Martabat manusia ditentukan oleh kemampuannya bekerja produktif. Tenaga kerja berkualitas tinggi ditandai oleh perilaku produktif. Banyak penelitian dan pengalaman membuktikan, salah satu faktor penting –kalau tidak disebut terpenting—yang turut mempengaruhi proses kemunduran atau kemajuan ekonomi suatu negara adalah ”produktivitas”. Kini, perhatian dunia terhadap produktivitas kian meningkat, terutama dalam menghadapi ekonomi dunia yang masih tidak menentu. Upaya peningkatan produktivitas di segala bidang dinilai oleh banyak negara sebagai persyaratan pokok (necessary condition) untuk proses pemulihan ekonomi di masing-masing negara, termasuk Indonesia.

Walter Aigner dalam “Motivation and Awareness” (1986), menyatakan filosofi dan spirit produktivitas sudah ada sejak awal peradaban manusia, karena makna produktivitas adalah ”keinginan” (the will) dan ”upaya” (effort) manusia untuk selalu meningkatkan kualitas kehidupan dan penghidupan di segala bidang.

Jadi dalam pengertian filosofis, produktivitas adalah, ”Sikap (mental) manusia untuk membuat hari esok lebih baik daripada hari ini dan membuat hari ini lebih baik daripada kemarin”. Dalam konteks ini, esensi pengertian produktivitas adalah sikap mental dan cara pandang tentang hari esok.

Itulah sebabnya ada kebutuhan mendesak untuk mengadakan peneropongan yang lebih saksama terhadap faktor manusia dan mengkaji kontribusinya terhadap peningkatan produktivitas.

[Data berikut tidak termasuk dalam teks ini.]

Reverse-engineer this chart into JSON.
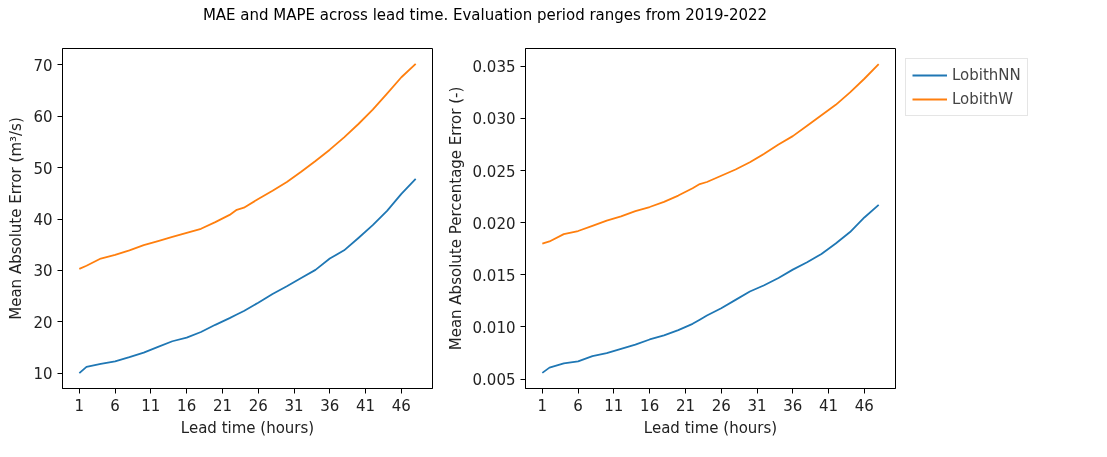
{
  "chart_data": [
    {
      "type": "line",
      "title": "MAE and MAPE across lead time. Evaluation period ranges from 2019-2022",
      "xlabel": "Lead time (hours)",
      "ylabel": "Mean Absolute Error (m³/s)",
      "x": [
        1,
        2,
        4,
        6,
        8,
        10,
        12,
        14,
        16,
        18,
        20,
        22,
        23,
        24,
        26,
        28,
        30,
        32,
        34,
        36,
        38,
        40,
        42,
        44,
        46,
        48
      ],
      "xlim": [
        -1.35,
        50.35
      ],
      "xticks": [
        1,
        6,
        11,
        16,
        21,
        26,
        31,
        36,
        41,
        46
      ],
      "ylim": [
        7.0,
        73.2
      ],
      "yticks": [
        10,
        20,
        30,
        40,
        50,
        60,
        70
      ],
      "grid": false,
      "series": [
        {
          "color": "#1f77b4",
          "values": [
            10.0,
            11.2,
            11.8,
            12.3,
            13.1,
            14.0,
            15.1,
            16.2,
            16.9,
            18.0,
            19.4,
            20.7,
            21.4,
            22.1,
            23.7,
            25.4,
            26.9,
            28.5,
            30.1,
            32.3,
            33.9,
            36.3,
            38.8,
            41.6,
            44.9,
            47.8
          ]
        },
        {
          "color": "#ff7f0e",
          "values": [
            30.3,
            30.9,
            32.3,
            33.0,
            33.9,
            34.9,
            35.7,
            36.5,
            37.3,
            38.1,
            39.4,
            40.8,
            41.8,
            42.2,
            43.9,
            45.5,
            47.2,
            49.2,
            51.3,
            53.5,
            55.9,
            58.5,
            61.3,
            64.4,
            67.6,
            70.2
          ]
        }
      ]
    },
    {
      "type": "line",
      "xlabel": "Lead time (hours)",
      "ylabel": "Mean Absolute Percentage Error (-)",
      "x": [
        1,
        2,
        4,
        6,
        8,
        10,
        12,
        14,
        16,
        18,
        20,
        22,
        23,
        24,
        26,
        28,
        30,
        32,
        34,
        36,
        38,
        40,
        42,
        44,
        46,
        48
      ],
      "xlim": [
        -1.35,
        50.35
      ],
      "xticks": [
        1,
        6,
        11,
        16,
        21,
        26,
        31,
        36,
        41,
        46
      ],
      "ylim": [
        0.0041,
        0.0367
      ],
      "yticks": [
        {
          "value": 0.005,
          "label": "0.005"
        },
        {
          "value": 0.01,
          "label": "0.010"
        },
        {
          "value": 0.015,
          "label": "0.015"
        },
        {
          "value": 0.02,
          "label": "0.020"
        },
        {
          "value": 0.025,
          "label": "0.025"
        },
        {
          "value": 0.03,
          "label": "0.030"
        },
        {
          "value": 0.035,
          "label": "0.035"
        }
      ],
      "grid": false,
      "legend": "right",
      "series": [
        {
          "name": "LobithNN",
          "color": "#1f77b4",
          "values": [
            0.0056,
            0.0061,
            0.0065,
            0.0067,
            0.0072,
            0.0075,
            0.0079,
            0.0083,
            0.0088,
            0.0092,
            0.0097,
            0.0103,
            0.0107,
            0.0111,
            0.0118,
            0.0126,
            0.0134,
            0.014,
            0.0147,
            0.0155,
            0.0162,
            0.017,
            0.018,
            0.0191,
            0.0205,
            0.0217
          ]
        },
        {
          "name": "LobithW",
          "color": "#ff7f0e",
          "values": [
            0.018,
            0.0182,
            0.0189,
            0.0192,
            0.0197,
            0.0202,
            0.0206,
            0.0211,
            0.0215,
            0.022,
            0.0226,
            0.0233,
            0.0237,
            0.0239,
            0.0245,
            0.0251,
            0.0258,
            0.0266,
            0.0275,
            0.0283,
            0.0293,
            0.0303,
            0.0313,
            0.0325,
            0.0338,
            0.0352
          ]
        }
      ]
    }
  ]
}
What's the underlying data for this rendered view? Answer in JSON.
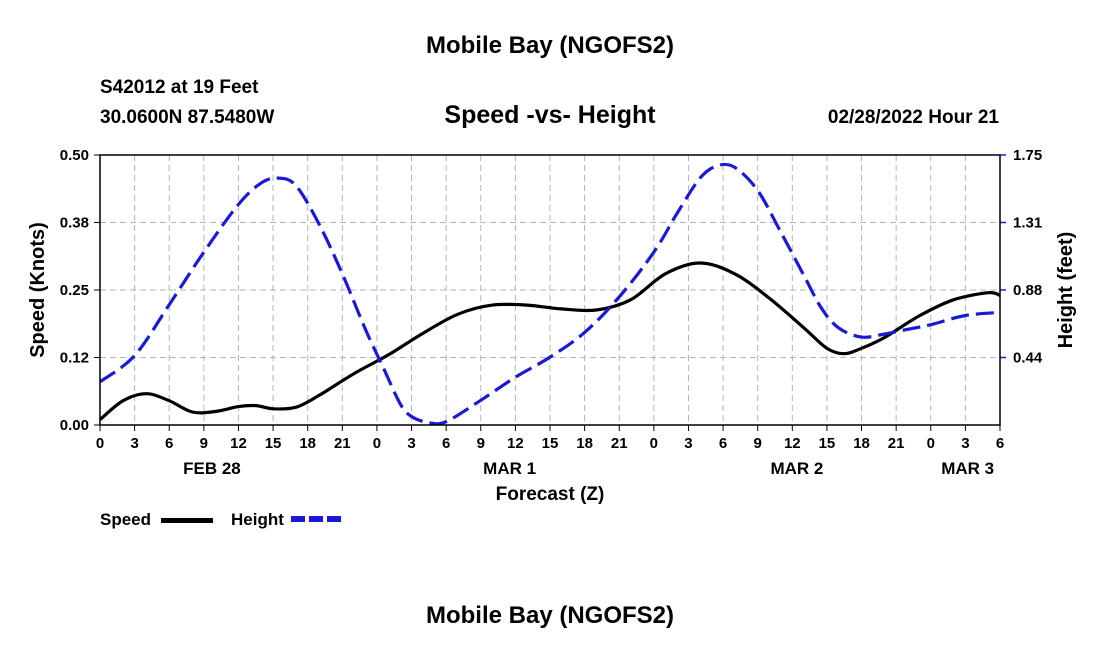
{
  "page_title": "Mobile Bay (NGOFS2)",
  "station": "S42012 at 19 Feet",
  "coords": "30.0600N  87.5480W",
  "subtitle": "Speed -vs- Height",
  "timestamp": "02/28/2022 Hour 21",
  "footer_title": "Mobile Bay (NGOFS2)",
  "colors": {
    "speed": "#000000",
    "height": "#1a1ad6",
    "grid": "#b4b4b4"
  },
  "chart_data": {
    "type": "line",
    "title": "Speed -vs- Height",
    "xlabel": "Forecast (Z)",
    "ylabel": "Speed (Knots)",
    "y2label": "Height (feet)",
    "x_range": [
      0,
      78
    ],
    "ylim": [
      0,
      0.5
    ],
    "y2lim": [
      0,
      1.75
    ],
    "x_tick_labels": [
      "0",
      "3",
      "6",
      "9",
      "12",
      "15",
      "18",
      "21",
      "0",
      "3",
      "6",
      "9",
      "12",
      "15",
      "18",
      "21",
      "0",
      "3",
      "6",
      "9",
      "12",
      "15",
      "18",
      "21",
      "0",
      "3",
      "6"
    ],
    "y_tick_labels": [
      "0.00",
      "0.12",
      "0.25",
      "0.38",
      "0.50"
    ],
    "y2_tick_labels": [
      "0.44",
      "0.88",
      "1.31",
      "1.75"
    ],
    "date_labels": [
      {
        "label": "FEB 28",
        "hour": 9.7
      },
      {
        "label": "MAR 1",
        "hour": 35.5
      },
      {
        "label": "MAR 2",
        "hour": 60.4
      },
      {
        "label": "MAR 3",
        "hour": 75.2
      }
    ],
    "grid": true,
    "legend": [
      {
        "name": "Speed",
        "style": "solid"
      },
      {
        "name": "Height",
        "style": "dashed"
      }
    ],
    "series": [
      {
        "name": "Speed",
        "axis": "left",
        "x": [
          0,
          2,
          4,
          6,
          8,
          10,
          12,
          13.5,
          15,
          17,
          19,
          22,
          25,
          28,
          31,
          34,
          37,
          40,
          43,
          46,
          49,
          52,
          55,
          58,
          61,
          63,
          64.5,
          66,
          68,
          71,
          74,
          77,
          78
        ],
        "values": [
          0.01,
          0.045,
          0.058,
          0.045,
          0.024,
          0.025,
          0.034,
          0.036,
          0.03,
          0.033,
          0.055,
          0.095,
          0.13,
          0.17,
          0.205,
          0.222,
          0.222,
          0.215,
          0.213,
          0.232,
          0.28,
          0.3,
          0.28,
          0.235,
          0.18,
          0.142,
          0.132,
          0.142,
          0.162,
          0.202,
          0.232,
          0.245,
          0.24
        ]
      },
      {
        "name": "Height",
        "axis": "right",
        "x": [
          0,
          3,
          6,
          9,
          12,
          14,
          15.5,
          17,
          19,
          21,
          23,
          24.5,
          26,
          27,
          28.5,
          30,
          33,
          36,
          39,
          42,
          45,
          48,
          50,
          52,
          53.5,
          55,
          57,
          59,
          61,
          62.5,
          64,
          66,
          68,
          70,
          72,
          75,
          78
        ],
        "values": [
          0.28,
          0.45,
          0.78,
          1.12,
          1.43,
          1.57,
          1.6,
          1.55,
          1.3,
          0.98,
          0.62,
          0.38,
          0.14,
          0.055,
          0.015,
          0.022,
          0.16,
          0.31,
          0.44,
          0.6,
          0.83,
          1.12,
          1.37,
          1.6,
          1.68,
          1.67,
          1.52,
          1.25,
          0.97,
          0.76,
          0.63,
          0.57,
          0.59,
          0.62,
          0.65,
          0.71,
          0.73
        ]
      }
    ]
  }
}
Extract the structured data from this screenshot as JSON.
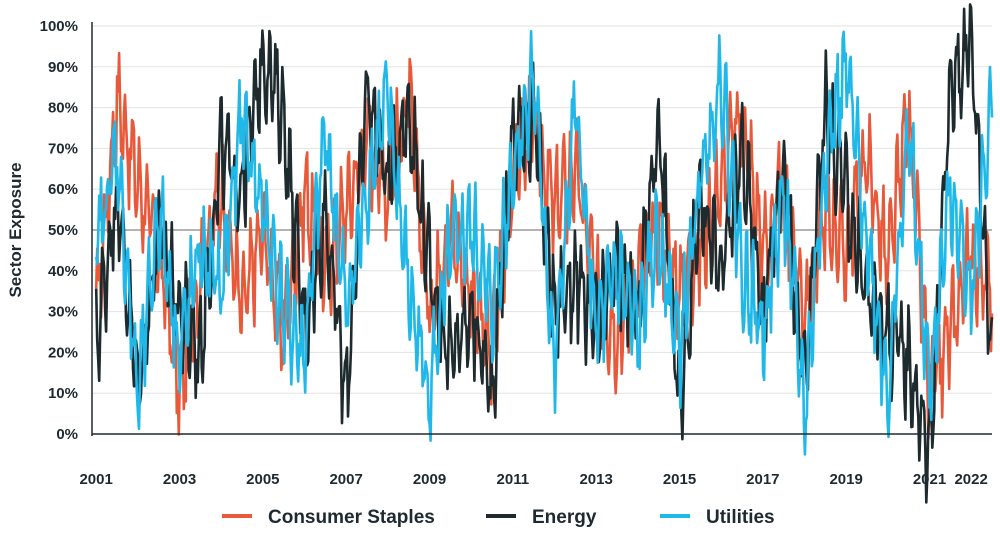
{
  "chart_data": {
    "type": "line",
    "title": "",
    "xlabel": "",
    "ylabel": "Sector Exposure",
    "ylim": [
      0,
      100
    ],
    "xlim": [
      2000.9,
      2022.5
    ],
    "y_ticks": [
      0,
      10,
      20,
      30,
      40,
      50,
      60,
      70,
      80,
      90,
      100
    ],
    "y_tick_labels": [
      "0%",
      "10%",
      "20%",
      "30%",
      "40%",
      "50%",
      "60%",
      "70%",
      "80%",
      "90%",
      "100%"
    ],
    "x_ticks": [
      2001,
      2003,
      2005,
      2007,
      2009,
      2011,
      2013,
      2015,
      2017,
      2019,
      2021,
      2022
    ],
    "x_tick_labels": [
      "2001",
      "2003",
      "2005",
      "2007",
      "2009",
      "2011",
      "2013",
      "2015",
      "2017",
      "2019",
      "2021",
      "2022"
    ],
    "reference_line": 50,
    "grid": "horizontal",
    "legend_position": "bottom",
    "colors": {
      "Consumer Staples": "#e8593a",
      "Energy": "#1e2b2e",
      "Utilities": "#1fb8e8",
      "grid": "#e3e3e3",
      "reference": "#9a9a9a"
    },
    "x": [
      2001.0,
      2001.5,
      2002.0,
      2002.5,
      2003.0,
      2003.5,
      2004.0,
      2004.5,
      2005.0,
      2005.5,
      2006.0,
      2006.5,
      2007.0,
      2007.5,
      2008.0,
      2008.5,
      2009.0,
      2009.5,
      2010.0,
      2010.5,
      2011.0,
      2011.5,
      2012.0,
      2012.5,
      2013.0,
      2013.5,
      2014.0,
      2014.5,
      2015.0,
      2015.5,
      2016.0,
      2016.5,
      2017.0,
      2017.5,
      2018.0,
      2018.5,
      2019.0,
      2019.5,
      2020.0,
      2020.5,
      2021.0,
      2021.5,
      2022.0,
      2022.5
    ],
    "series": [
      {
        "name": "Consumer Staples",
        "values": [
          30,
          82,
          62,
          45,
          10,
          40,
          60,
          30,
          50,
          25,
          60,
          40,
          55,
          72,
          60,
          82,
          30,
          50,
          35,
          20,
          65,
          75,
          55,
          65,
          35,
          25,
          38,
          50,
          35,
          45,
          62,
          78,
          45,
          60,
          30,
          55,
          45,
          68,
          40,
          80,
          8,
          25,
          45,
          35
        ]
      },
      {
        "name": "Energy",
        "values": [
          22,
          60,
          10,
          50,
          30,
          20,
          70,
          60,
          93,
          78,
          25,
          55,
          8,
          85,
          62,
          80,
          40,
          18,
          30,
          10,
          72,
          78,
          30,
          38,
          25,
          40,
          30,
          78,
          5,
          60,
          38,
          70,
          30,
          65,
          12,
          80,
          58,
          35,
          25,
          18,
          -5,
          85,
          97,
          20
        ]
      },
      {
        "name": "Utilities",
        "values": [
          45,
          70,
          8,
          55,
          20,
          45,
          35,
          78,
          55,
          30,
          20,
          75,
          30,
          60,
          82,
          35,
          10,
          45,
          50,
          30,
          65,
          88,
          15,
          80,
          25,
          40,
          25,
          50,
          20,
          62,
          88,
          40,
          25,
          60,
          5,
          68,
          90,
          48,
          10,
          75,
          10,
          60,
          35,
          82
        ]
      }
    ]
  }
}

Analisis yang biasa dilakukan atas faktor produksi yang mencakup output, input, tenaga kerja, modal, teknologi, dorongan manajerial, dan sebagainya, serta-merta menunjukkan bahwa lebih daripada separuh faktor-faktor tersebut berkaitan erat dengan kualitas tenaga kerja. Bahkan setelah kita lakukan tilikan lebih dalam terhadap segi teknis, kembali kita dihadapkan pada kenyataan bahwa kualitas semua itu instrinsik bertumpu pada kualitas input manusiawinya.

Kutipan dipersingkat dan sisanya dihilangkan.